Freiheit in der AHV

Beitrag in StandPunkte Nr. 1 vom Juni 2008

Die AHV kann ihren 60. Geburtstag bei bester Gesundheit feiern. Sie das Herzstück des Schweizerischen Sozialstaats und sorgt mit für den sozialen Zusammenhalt in unserem Land.
Breite Bevölkerungskreise, vor allem der unteren und mittleren Einkommenskategorien, leben nach der Pensionierung zu 50 – 90 Prozent von der AHV-Rente und Ergänzungsleistungen. Zudem muss heute ein grosser Teil der Schweizer Haushalte im Erwerbsalter mit wenig Geld über die Runden kommen. Rund 15 Prozent leben unterhalb der Armutsgrenze. Besonders davon betroffen sind Alleinerziehende, kinderreiche Familien und Personen mit tiefen Löhnen. Nach Abzug aller Ausgaben bleibt kaum Geld übrig, so dass sie nicht fürs Alter sparen können. Die Guthaben bei den Pensionskassen – sofern überhaupt vorhanden – werden diese Lücke nicht füllen können. Wenn diese Personen in den nächsten Jahrzehnten ins Pensionsalter kommen, werden sie fast vollumfänglich auf die AHV angewiesen sein. Aus diesem Grund müssen die AHV-Renten mittelfristig gestärkt werden.
Gerade diese Menschen, die oftmals körperlich belastende Arbeit verrichten müssen, können sich kaum eine frühzeitige Pensionierung leisten. Dies ganz im Gegensatz zu den hohen Einkommen, die sich ihren vorzeitigen Altersrücktritt über die Pensionskasse und andere Vorsorgemodelle finanzieren können. Dies ist ungerecht, besonders wenn man noch berücksichtigt, dass die Arbeitnehmer im untersten Einkommensviertel eine um 10 Jahre tiefere Lebenserwartung haben als diejenigen im obersten Viertel.

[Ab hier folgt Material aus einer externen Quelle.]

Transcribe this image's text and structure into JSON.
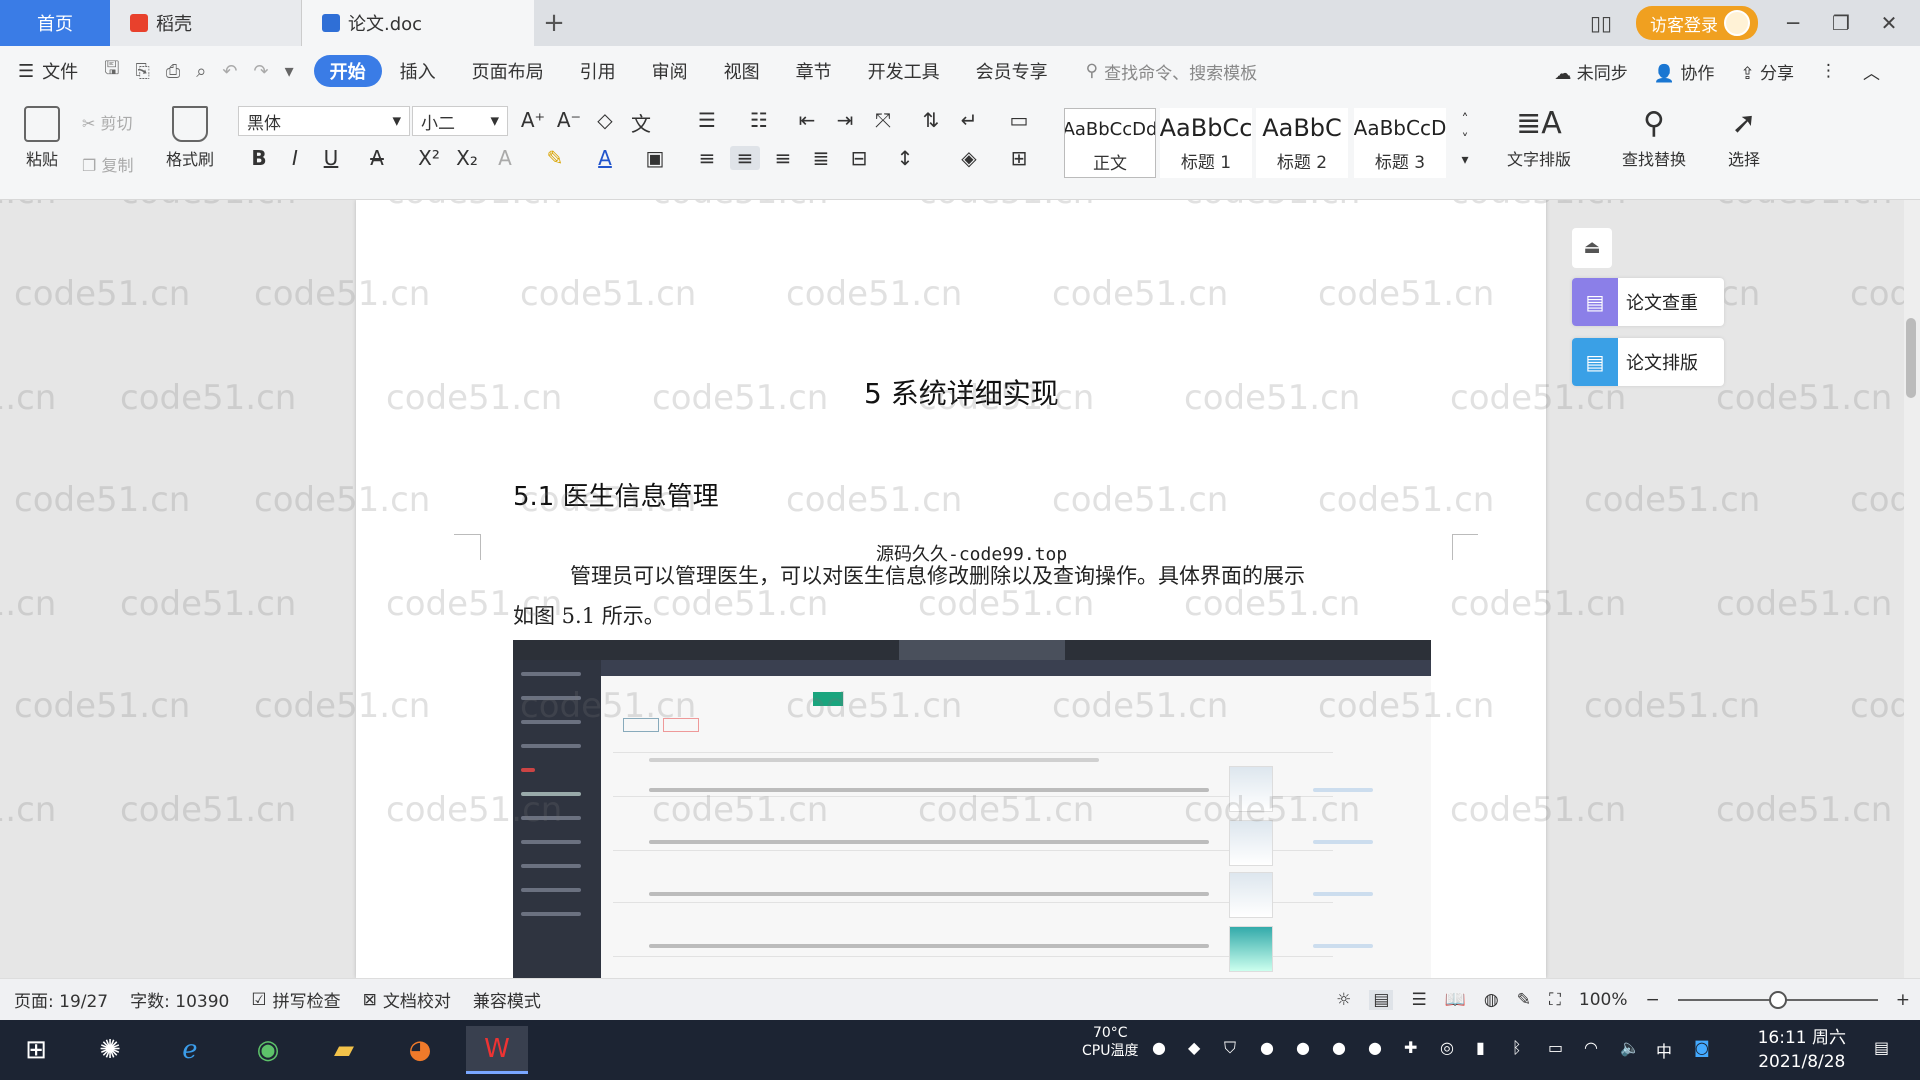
{
  "tabs": {
    "home": "首页",
    "daoke": "稻壳",
    "doc": "论文.doc",
    "plus": "+"
  },
  "titlebar": {
    "visitor_login": "访客登录",
    "minimize": "─",
    "restore": "❐",
    "close": "✕",
    "layout_icon": "▯▯"
  },
  "menubar": {
    "file": "文件",
    "items": [
      "开始",
      "插入",
      "页面布局",
      "引用",
      "审阅",
      "视图",
      "章节",
      "开发工具",
      "会员专享"
    ],
    "search": "查找命令、搜索模板",
    "not_synced": "未同步",
    "collaborate": "协作",
    "share": "分享"
  },
  "ribbon": {
    "paste": "粘贴",
    "cut": "剪切",
    "copy": "复制",
    "format_painter": "格式刷",
    "font_name": "黑体",
    "font_size": "小二",
    "styles": [
      {
        "sample": "AaBbCcDd",
        "name": "正文"
      },
      {
        "sample": "AaBbCc",
        "name": "标题 1"
      },
      {
        "sample": "AaBbC",
        "name": "标题 2"
      },
      {
        "sample": "AaBbCcD",
        "name": "标题 3"
      }
    ],
    "text_layout": "文字排版",
    "find_replace": "查找替换",
    "select": "选择"
  },
  "document": {
    "chapter_heading": "5 系统详细实现",
    "section_heading": "5.1  医生信息管理",
    "source_line": "源码久久-code99.top",
    "body_line1": "管理员可以管理医生，可以对医生信息修改删除以及查询操作。具体界面的展示",
    "body_line2": "如图 5.1 所示。",
    "watermark": "code51.cn"
  },
  "float_panel": {
    "check": "论文查重",
    "layout": "论文排版"
  },
  "statusbar": {
    "page": "页面: 19/27",
    "words": "字数: 10390",
    "spell_check": "拼写检查",
    "doc_proof": "文档校对",
    "compat_mode": "兼容模式",
    "zoom": "100%",
    "zoom_level": 0.5
  },
  "taskbar": {
    "cpu_temp": "70°C",
    "cpu_label": "CPU温度",
    "ime": "中",
    "time": "16:11 周六",
    "date": "2021/8/28"
  },
  "colors": {
    "accent": "#3a7ce6",
    "visitor": "#f0a020",
    "taskbar": "#1c2433"
  }
}
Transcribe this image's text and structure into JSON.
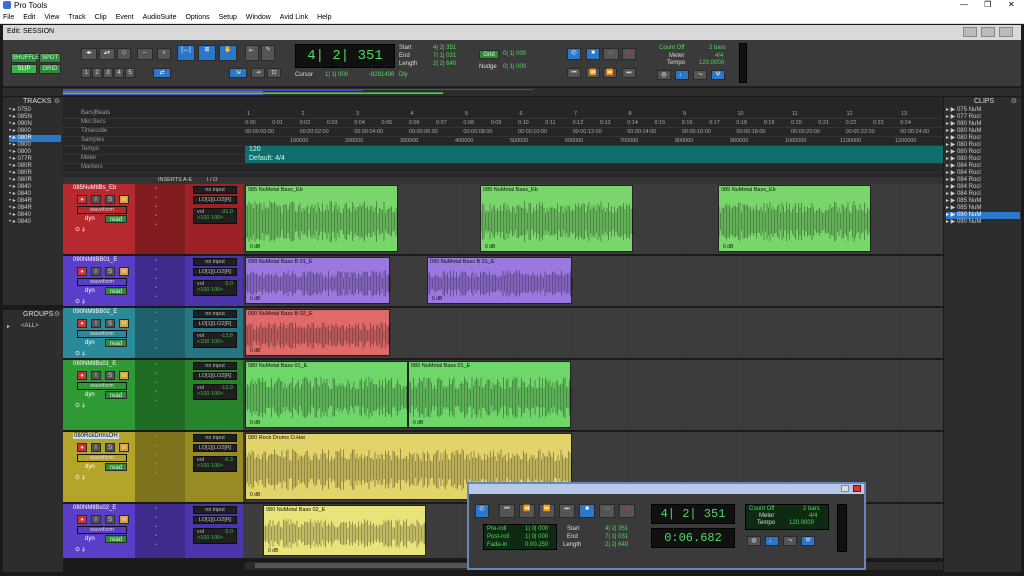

Währenddem eine Flexibilisierung des AHV-Alters nach oben bis 70 bereits existiert, tut sich das Bundesparlament schwer mit einer Flexibilisierung nach unten. Ein Vorbezug der Rente ist bisher nur für 2 Jahre möglich und führt zu massiven, lebenslangen Rentenkürzungen. Deshalb braucht es ein Flexibilisierungsmodell mit einer sozialen Abfederung, so dass sich untere und mittlere Einkommen ohne Rentenkürzung vorzeitig pensionieren lassen können.
Solche Modelle sind problemlos finanzierbar. Leider fehlt aber bei den bürgerlichen Parteien der politische Wille dazu. Stattdessen soll das Frauenrentenalter von 64 auf 65 Jahre erhöht und die Renten durch eine reduzierte Teuerungsanpassung gekürzt werden.Rentenkürzungen oder Rentenaltererhöhung ohne soziale Flexibilisierung sind aber reiner Sozialabbau. Die Bevölkerung akzeptiert das nicht. Dies hat die Volksabstimmung über die 11. AHV-Revision im Mai 2004 deutlich gezeigt.

Leider bleibt auch nach 10 Jahren das Versprechen des Bundesparlaments für eine Flexibilisierung des Rentenalters uneingelöst. Statt eines echten Gegenvorschlags zur Initiative des Schweizerischen Gewerkschaftsbundes „für ein flexibles AHV-Alter“ hinterlassen National- und Ständerat einen Scherbenhaufen, der vor dem Volk keine Chance haben wird. Damit ist klar, dass man der AHV-Initiative der Gewerkschaften zustimmen muss, wenn man die AHV stärken und eine sozial abgefederte Flexibilisierung des Rentenalters will.